Johanna M*** starb am 5. November 1985 (ON 24, AS 57 a). Am 15. November 1985 gaben Walter M*** und Gabriele D***-W*** aufgrund eines am 11. August 1985 vor den Zeugen Leopoldine A***, Ing. Otto A***, Günther B*** und Rudolf F*** errichteten mündlichen Testaments, in dem sie zu Nacherben Johanna M*** eingesetzt worden seien, je zum halben Nachlaß bedingte Erbserklärungen ab (ON 10). Gleichzeitig beantragten sie die Inventarisierung des gesamten Nachlasses (ON 10), die am 21. November 1985 unter Beteiligung u.a. eines Substituten des von Erich S*** bevollmächtigten Rechtsanwaltes Dr. Heinrich Wille durchgeführt wurde (ON 13).

Diesen Erbserklärungen ist ein vom Gerichtskommissar am 20. November 1985 kundgemachter, von Ing. Otto A***, Günther B*** und Rudolf F*** unterschriebener Gedächtnisvermerk vom 14. November 1985 angeschlossen. Danach erklärte Johann M*** am 11. August 1985 vor der Jagdhütte zu Loiwein wie schon oftmals in Anwesenheit der unterfertigten Personen und Leopoldine A*** letztwillig, daß falls wider Erwarten er vor seiner Frau ablebe, er seine Frau zur Alleinerbin einsetze, jedoch mit der Auflage, daß nach ihrem Tode sein gesamter Nachlaß an die Kinder seines Bruders Walter M*** überzugehen habe (Beil. B).

Am 27. November 1985 beantragten die Nacherben unter anderem, eine Tagsatzung nach § 125 AußStrG anzuberaumen (ON 16).

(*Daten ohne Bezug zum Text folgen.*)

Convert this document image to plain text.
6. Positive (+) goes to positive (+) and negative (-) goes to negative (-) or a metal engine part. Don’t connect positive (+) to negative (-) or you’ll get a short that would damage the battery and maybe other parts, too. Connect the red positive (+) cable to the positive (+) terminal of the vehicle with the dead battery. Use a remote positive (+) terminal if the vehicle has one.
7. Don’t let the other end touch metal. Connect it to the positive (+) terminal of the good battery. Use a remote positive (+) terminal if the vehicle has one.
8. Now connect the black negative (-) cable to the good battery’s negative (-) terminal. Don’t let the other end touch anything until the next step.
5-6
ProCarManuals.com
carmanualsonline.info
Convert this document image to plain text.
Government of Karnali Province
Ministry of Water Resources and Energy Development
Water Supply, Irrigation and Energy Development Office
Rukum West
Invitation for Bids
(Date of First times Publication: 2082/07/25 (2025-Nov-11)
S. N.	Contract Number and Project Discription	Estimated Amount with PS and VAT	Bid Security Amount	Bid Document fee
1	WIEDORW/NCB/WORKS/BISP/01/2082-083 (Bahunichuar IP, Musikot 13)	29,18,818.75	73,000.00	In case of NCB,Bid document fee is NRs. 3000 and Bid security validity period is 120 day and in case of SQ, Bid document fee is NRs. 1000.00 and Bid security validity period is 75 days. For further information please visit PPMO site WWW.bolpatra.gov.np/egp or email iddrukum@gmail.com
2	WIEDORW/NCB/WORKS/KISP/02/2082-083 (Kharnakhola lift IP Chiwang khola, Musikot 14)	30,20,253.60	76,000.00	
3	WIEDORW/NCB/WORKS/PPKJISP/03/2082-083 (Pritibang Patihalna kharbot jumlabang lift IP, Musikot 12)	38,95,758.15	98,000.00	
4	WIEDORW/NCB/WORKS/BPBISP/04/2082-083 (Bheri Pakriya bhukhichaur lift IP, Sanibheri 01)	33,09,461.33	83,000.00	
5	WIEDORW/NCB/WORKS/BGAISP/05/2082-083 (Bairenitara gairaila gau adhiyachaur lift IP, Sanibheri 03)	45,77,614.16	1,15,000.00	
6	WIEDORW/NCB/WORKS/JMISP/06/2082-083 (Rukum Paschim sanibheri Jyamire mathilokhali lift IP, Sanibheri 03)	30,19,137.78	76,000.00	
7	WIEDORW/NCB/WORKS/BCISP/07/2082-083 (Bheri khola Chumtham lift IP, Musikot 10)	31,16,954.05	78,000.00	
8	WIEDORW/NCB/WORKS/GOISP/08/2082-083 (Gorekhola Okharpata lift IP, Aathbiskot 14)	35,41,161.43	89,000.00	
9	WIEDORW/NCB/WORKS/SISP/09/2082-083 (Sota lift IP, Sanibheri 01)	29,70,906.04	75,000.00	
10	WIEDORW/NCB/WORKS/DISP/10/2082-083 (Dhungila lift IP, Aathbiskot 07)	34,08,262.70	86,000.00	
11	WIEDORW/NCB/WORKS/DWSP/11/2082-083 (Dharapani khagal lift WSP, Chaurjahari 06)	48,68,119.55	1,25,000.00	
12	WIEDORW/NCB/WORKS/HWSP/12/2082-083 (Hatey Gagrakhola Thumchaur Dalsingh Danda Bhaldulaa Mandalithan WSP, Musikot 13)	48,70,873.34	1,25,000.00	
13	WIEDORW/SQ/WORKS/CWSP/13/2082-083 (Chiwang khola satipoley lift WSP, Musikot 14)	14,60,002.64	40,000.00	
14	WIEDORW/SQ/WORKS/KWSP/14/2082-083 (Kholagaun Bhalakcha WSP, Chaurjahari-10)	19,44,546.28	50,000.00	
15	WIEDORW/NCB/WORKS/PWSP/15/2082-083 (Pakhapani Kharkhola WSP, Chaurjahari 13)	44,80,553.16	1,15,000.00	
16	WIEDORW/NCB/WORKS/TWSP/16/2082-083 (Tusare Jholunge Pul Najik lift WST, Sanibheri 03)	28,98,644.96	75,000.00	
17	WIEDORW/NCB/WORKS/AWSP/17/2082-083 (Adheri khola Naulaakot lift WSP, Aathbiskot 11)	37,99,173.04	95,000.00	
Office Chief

Am 28. November 1985 beantragte Erich S***, zur Feststellung der Parteirollen in einem allfälligen Erbrechtsstreit die im oben genannten Schriftsatz Walter M*** und Gabriele D***-W*** genannten Testamentszeugen vor Gericht zu vernehmen (ON 17). Am 6. Dezember 1985 ersuchte auch der Vertreter der beiden Nacherben, infolge widersprüchlicher Erbserklärungen eine Tagsatzung zur Verteilung der Kläger- und Beklagtenrollen anzuberaumen (ON 17 c).

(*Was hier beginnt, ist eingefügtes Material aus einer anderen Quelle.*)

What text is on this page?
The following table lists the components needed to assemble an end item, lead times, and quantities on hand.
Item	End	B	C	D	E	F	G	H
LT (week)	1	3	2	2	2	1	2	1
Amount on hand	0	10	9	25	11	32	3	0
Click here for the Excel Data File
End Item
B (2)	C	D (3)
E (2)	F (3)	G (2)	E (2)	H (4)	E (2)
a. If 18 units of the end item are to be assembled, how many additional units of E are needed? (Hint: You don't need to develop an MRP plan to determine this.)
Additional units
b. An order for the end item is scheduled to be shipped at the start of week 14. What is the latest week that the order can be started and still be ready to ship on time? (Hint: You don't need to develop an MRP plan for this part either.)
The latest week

Am 9. Dezember 1985 beraumte das Erstgericht eine Tagsatzung zur Vernehmung der Testamentszeugen und Verteilung der Kläger- und Beklagtenrollen infolge Abgabe widersprechender Erbserklärungen für den 9. Jänner 1986 an (ON 19).

Mit Beschluß vom 16. Dezember 1985, ON 20, nahm das Erstgericht die von Walter M*** und Gabriele D***-W*** aufgrund des mündlichen Testaments vom 11. August 1985 je zur Hälfte des Nachlasses abgegebenen bedingten Erbserklärungen an (Punkt 2) und hob Punkt 3 seines Beschlusses vom 24. September 1985 ON 6, auf (Pkt. 3). Dieser Beschluß wurde den Vertretern aller erbserklärten Erben am 18. Dezember 1985 zugestellt und blieb unangefochten. In der Tagsatzung vom 9. Jänner 1986 wurde festgestellt, daß die Ladung des Testamentszeugen Rudolf F*** zurückgestellt wurde, weil er gestorben sei. Der Vertreter der Nacherben brachte vor, daß dieser Zeuge im Dezember 1985 gestorben sei. Der Vertreter Erich S*** beantragte die Beeidigung sämtlicher Zeugen. Daraufhin wurden die Zeugen Leopoldine A*** und Ing. Otto A*** beeidet vernommen. Zu Beginn der Vernehmung des Zeugen Günther B*** (richtig B***) behauptete der Vertreter Erich S*** eine Eidesunfähigkeit, weil dieser Zeuge seinerzeit wegen Betrugs rechtskräftig verurteilt worden sei. Deshalb könne er überhaupt nicht einvernommen werden. Günther B*** gab dazu an, vor etwa 23 Jahren vom Landesgericht für Strafsachen Wien wegen einer Transaktion in der früheren Firma rechtskräftig wegen Betrugs zu einer bedingten Freiheitsstrafe von 18 Monaten verurteilt worden zu sein. Diese Verurteilung sei bereits getilgt. Dann wurde dieser Zeuge zur Sache vernommen, und zwar ohne Hinweis auf eine Beeidigung (ON 24).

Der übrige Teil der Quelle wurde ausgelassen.